Resource-based permissions are defined per process definition. Process definition is defined by Process ID, which is present in BPMN XML.
The user or user group can be assigned the following permission:
Permission name | Resource type(s) | Allowed action(s) in Operate |
---|---|---|
START_PROCESS_INSTANCE | process-definition | User can start this process ad hoc on Tasklist. |
For more information, visit the Identity documentation.
Use Identity JWT token to access Tasklist API​
Tasklist provides a GraphQL API under the endpoint /graphql
. Clients can access this API using a JWT access token in an authorization header Authorization: Bearer <JWT>
.
Be aware a JWT token is intended to be used for M2M communication and is therefore issued for the relevant application, not for the user.
Example:
- Add an application in Identity.
- Add permissions to an application for Tasklist API.

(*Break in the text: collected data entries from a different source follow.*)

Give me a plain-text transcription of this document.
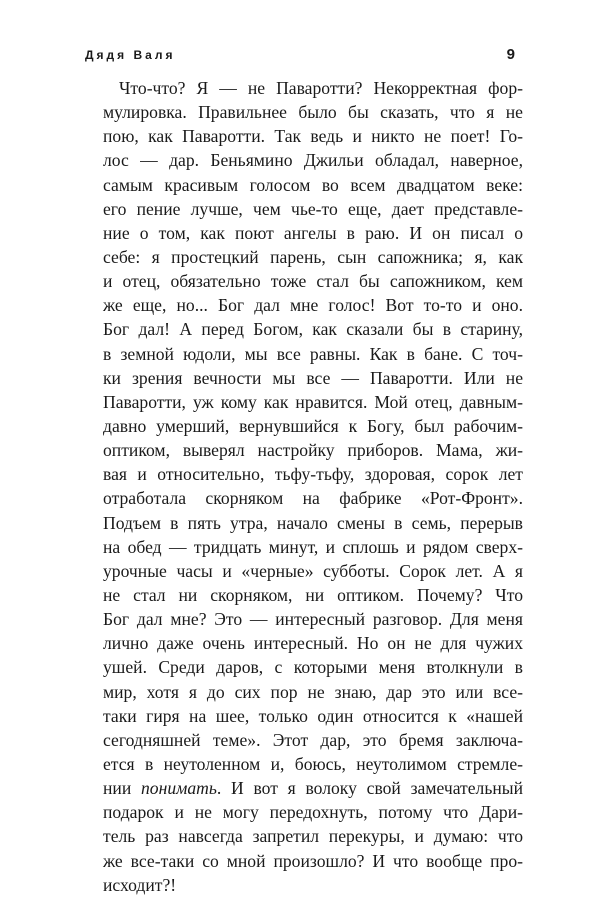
Дядя Валя	9
Что-что? Я — не Паваротти? Некорректная фор-
мулировка. Правильнее было бы сказать, что я не
пою, как Паваротти. Так ведь и никто не поет! Го-
лос — дар. Беньямино Джильи обладал, наверное,
самым красивым голосом во всем двадцатом веке:
его пение лучше, чем чье-то еще, дает представле-
ние о том, как поют ангелы в раю. И он писал о
себе: я простецкий парень, сын сапожника; я, как
и отец, обязательно тоже стал бы сапожником, кем
же еще, но... Бог дал мне голос! Вот то-то и оно.
Бог дал! А перед Богом, как сказали бы в старину,
в земной юдоли, мы все равны. Как в бане. С точ-
ки зрения вечности мы все — Паваротти. Или не
Паваротти, уж кому как нравится. Мой отец, давным-
давно умерший, вернувшийся к Богу, был рабочим-
оптиком, выверял настройку приборов. Мама, жи-
вая и относительно, тьфу-тьфу, здоровая, сорок лет
отработала скорняком на фабрике «Рот-Фронт».
Подъем в пять утра, начало смены в семь, перерыв
на обед — тридцать минут, и сплошь и рядом сверх-
урочные часы и «черные» субботы. Сорок лет. А я
не стал ни скорняком, ни оптиком. Почему? Что
Бог дал мне? Это — интересный разговор. Для меня
лично даже очень интересный. Но он не для чужих
ушей. Среди даров, с которыми меня втолкнули в
мир, хотя я до сих пор не знаю, дар это или все-
таки гиря на шее, только один относится к «нашей
сегодняшней теме». Этот дар, это бремя заключа-
ется в неутоленном и, боюсь, неутолимом стремле-
нии понимать. И вот я волоку свой замечательный
подарок и не могу передохнуть, потому что Дари-
тель раз навсегда запретил перекуры, и думаю: что
же все-таки со мной произошло? И что вообще про-
исходит?!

- Obtain a token to access the GraphQL API.
You will need:
client_id
andclient_secret
from Identity application you created.- URL of the authorization server will look like:
http://<keycloak_host>:<port>/auth/realms/camunda-platform/protocol/openid-connect/token
, where host and port reference Keycloak URL (e.g.localhost:18080
).
curl --location --request POST 'http://localhost:18080/auth/realms/camunda-platform/protocol/openid-connect/token' \
--header 'Content-Type: application/x-www-form-urlencoded' \
--data-urlencode 'client_id=<client id>' \
--data-urlencode 'client_secret=<secret>' \
--data-urlencode 'grant_type=client_credentials'
You will get something like the following:
{
"access_token": "eyJhbG...",
"expires_in": 300,
"refresh_expires_in": 0,
"token_type": "Bearer",
"not-before-policy": 0
}
Take the access_token
value from the response object and store it as your token.

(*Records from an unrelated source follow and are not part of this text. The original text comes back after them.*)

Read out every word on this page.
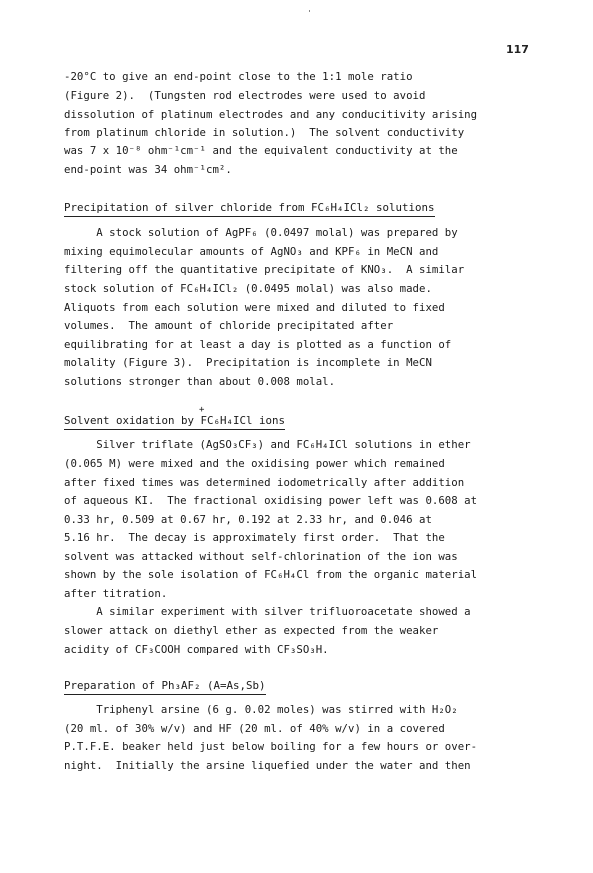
117
-20°C to give an end-point close to the 1:1 mole ratio
(Figure 2).  (Tungsten rod electrodes were used to avoid
dissolution of platinum electrodes and any conducitivity arising
from platinum chloride in solution.)  The solvent conductivity
was 7 x 10⁻⁸ ohm⁻¹cm⁻¹ and the equivalent conductivity at the
end-point was 34 ohm⁻¹cm².
Precipitation of silver chloride from FC₆H₄ICl₂ solutions
A stock solution of AgPF₆ (0.0497 molal) was prepared by
mixing equimolecular amounts of AgNO₃ and KPF₆ in MeCN and
filtering off the quantitative precipitate of KNO₃.  A similar
stock solution of FC₆H₄ICl₂ (0.0495 molal) was also made.
Aliquots from each solution were mixed and diluted to fixed
volumes.  The amount of chloride precipitated after
equilibrating for at least a day is plotted as a function of
molality (Figure 3).  Precipitation is incomplete in MeCN
solutions stronger than about 0.008 molal.
+
Solvent oxidation by FC₆H₄ICl ions
Silver triflate (AgSO₃CF₃) and FC₆H₄ICl solutions in ether
(0.065 M) were mixed and the oxidising power which remained
after fixed times was determined iodometrically after addition
of aqueous KI.  The fractional oxidising power left was 0.608 at
0.33 hr, 0.509 at 0.67 hr, 0.192 at 2.33 hr, and 0.046 at
5.16 hr.  The decay is approximately first order.  That the
solvent was attacked without self-chlorination of the ion was
shown by the sole isolation of FC₆H₄Cl from the organic material
after titration.
A similar experiment with silver trifluoroacetate showed a
slower attack on diethyl ether as expected from the weaker
acidity of CF₃COOH compared with CF₃SO₃H.
Preparation of Ph₃AF₂ (A=As,Sb)
Triphenyl arsine (6 g. 0.02 moles) was stirred with H₂O₂
(20 ml. of 30% w/v) and HF (20 ml. of 40% w/v) in a covered
P.T.F.E. beaker held just below boiling for a few hours or over-
night.  Initially the arsine liquefied under the water and then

- Send the token as an authorization header in each request. In this case, request all tasks.
curl -X POST -H "Content-Type: application/json" -H "Authorization: Bearer <TOKEN>" -d '{"query": "{tasks(query:{}){id name}}"}' http://localhost:8080/graphql
Zeebe client credentials​
If the Zeebe Gateway is set up with Camunda Identity-based authorization, Zeebe client OAuth environment variables must be provided.